What is your evidence that this is a limitation and why? All evidence that I've seen (i.e. actual benchmarks) suggests that there is no speed up when moving from the current, to a newly released iteration of the fastest PCIe interface.
But hey, if you can show me benchmarks from when PCIe4 was first launched that demonstrate games at that time saw a sudden performance boost going from PCIe3 to PCIe4 then I'd be interested to see them.
Similarly, PCIe5 exists now on motherboards. Why have neither Nvidia or AMD chosen to use it in their latest, just released GPU lines if this is bottlenecking the system? Surely that would be a relatively cheap way to gain a competitive advantage if that were the case?
And even if PCIe were a bottleneck, and again, I'm curious to understand what your reasoning is for thinking this, have you considered how GPU based decompression will significantly reduce the load on PCIe?

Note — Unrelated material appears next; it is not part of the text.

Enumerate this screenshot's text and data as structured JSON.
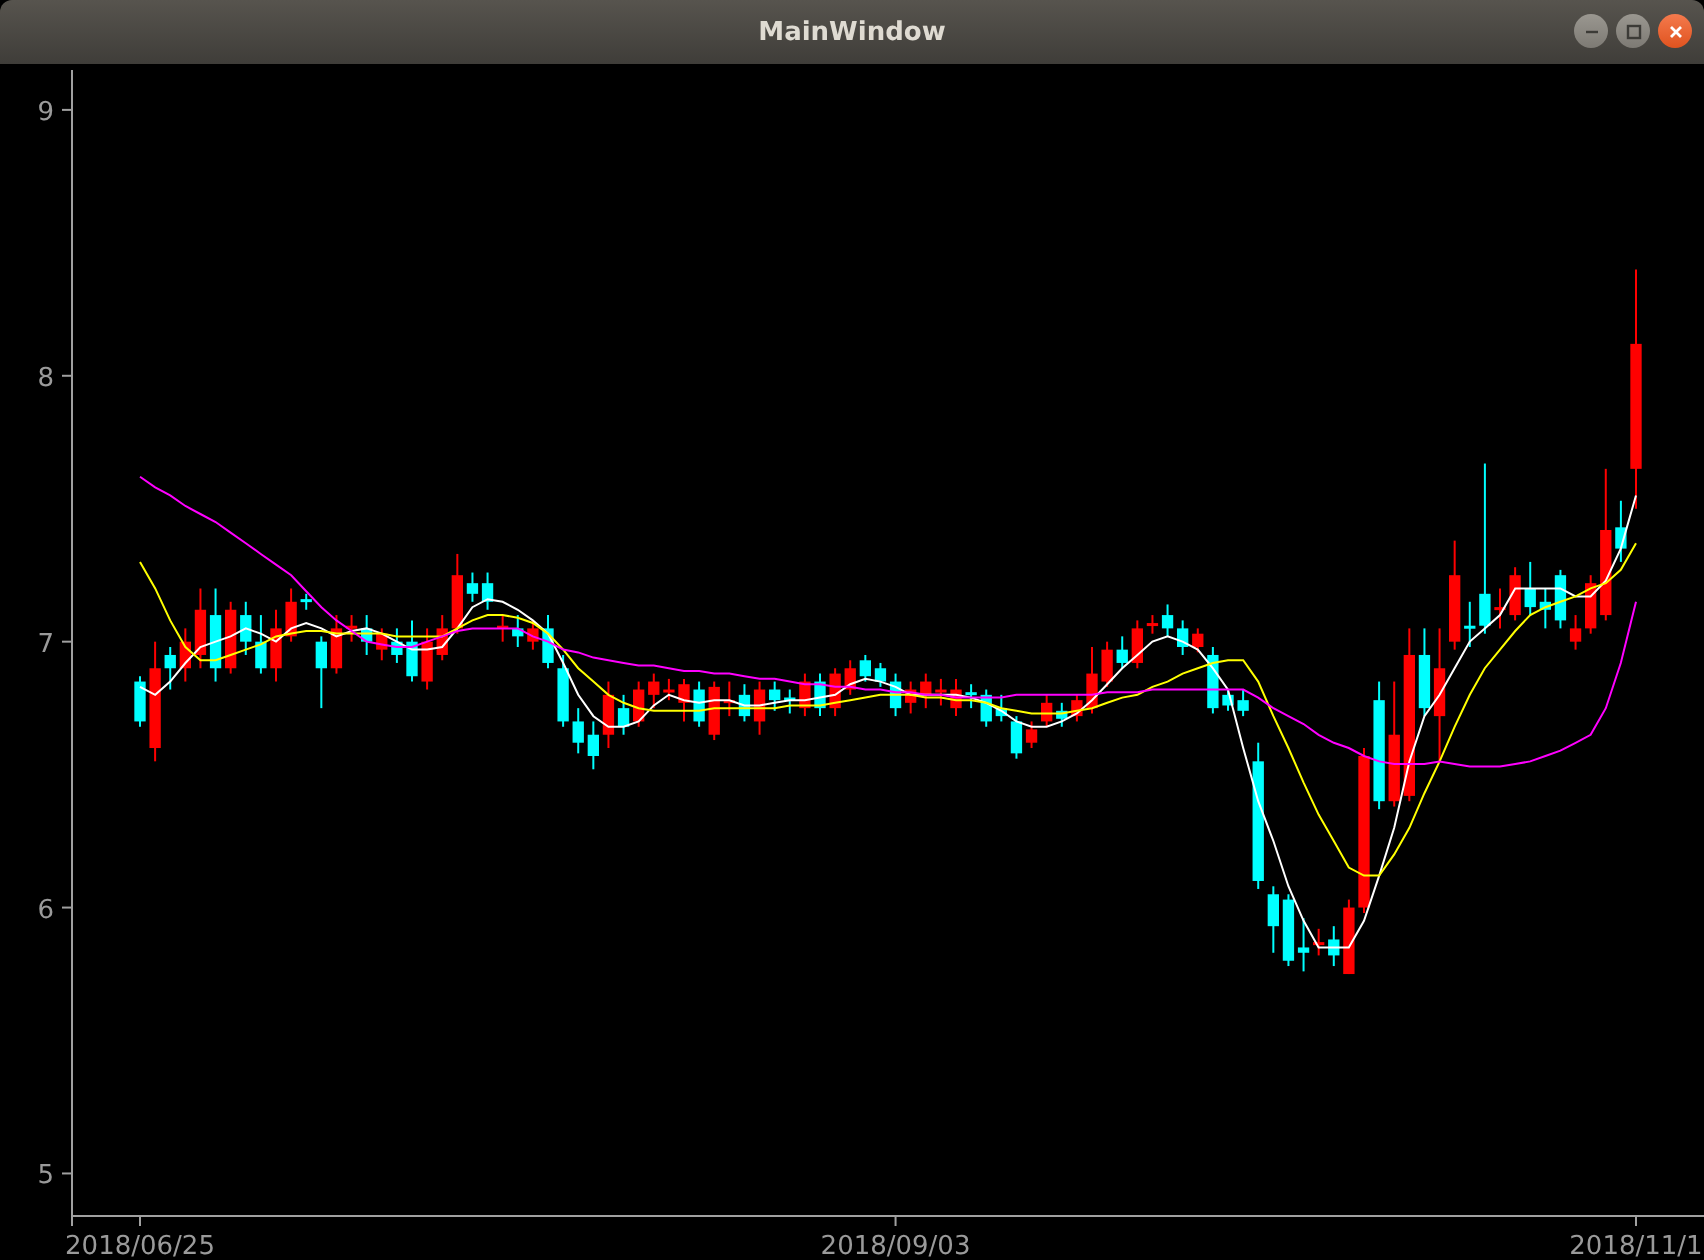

One final point to consider, if PCIe bus bandwidth is a bottleneck in PC's, and as you claim; increasing VRAM bandwidth does not bypass that bottleneck, then why when we increase VRAM bandwidth (in line with GPU compute resources), do we see performance go up? Surely if PCIe is a true bottleneck there, then performance should not increase at all. And yet when we swap out an already very big GPU (lets say a 4080) tethered to the end of this apparent bottlenecking PCIe interface with an even bigger GPU (lets say a 4090), we see a big performance gain.